Görüş

IŞİD’in dönüşümü ve Paris saldırısı

"IŞİD 6 ay önce önlenmesi güç ama etki alanı sınırlı “yalnız kurt” eylemlerini teşvik ediyordu. Ama son 1 ayda Ankara, Sina, Beyrut ve Paris gibi sınır ötesi karmaşık terör eylemleri örgütleyebilecek konuma geldi. Bu nasıl oldu?
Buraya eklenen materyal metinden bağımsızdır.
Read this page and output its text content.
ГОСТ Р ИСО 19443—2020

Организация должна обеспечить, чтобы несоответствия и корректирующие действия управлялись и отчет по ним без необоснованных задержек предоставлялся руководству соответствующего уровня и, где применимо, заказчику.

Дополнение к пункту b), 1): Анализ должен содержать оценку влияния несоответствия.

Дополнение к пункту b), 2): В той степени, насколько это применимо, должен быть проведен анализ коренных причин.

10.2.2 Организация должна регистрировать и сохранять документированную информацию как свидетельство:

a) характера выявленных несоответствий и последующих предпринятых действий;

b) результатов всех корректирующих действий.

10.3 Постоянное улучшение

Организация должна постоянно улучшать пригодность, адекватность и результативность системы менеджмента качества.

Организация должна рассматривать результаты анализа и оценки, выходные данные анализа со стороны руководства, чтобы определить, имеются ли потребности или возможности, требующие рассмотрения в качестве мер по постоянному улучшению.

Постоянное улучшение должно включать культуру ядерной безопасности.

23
Batı’nın ürettiği çözümlerin sonuçları ne?" IŞİD ve Ortadoğu uzmanı Serhat Erkmen Al Jazeera için yazdı.

Paris'te IŞİD'in üstlendiği saldırılarda 129 kişi hayatını kaybetti. [Fotoğraf: Getty Images]

paris’te gerçekleşen terör saldırısı dünya çapında yeni bir terör dalgasının dönüm noktalarından birisini oluşturuyor. işid’in yeni dalga saldırılarını anlamak için 10 yıl öncesinde yaşananlara bakmak öğretici olabilir.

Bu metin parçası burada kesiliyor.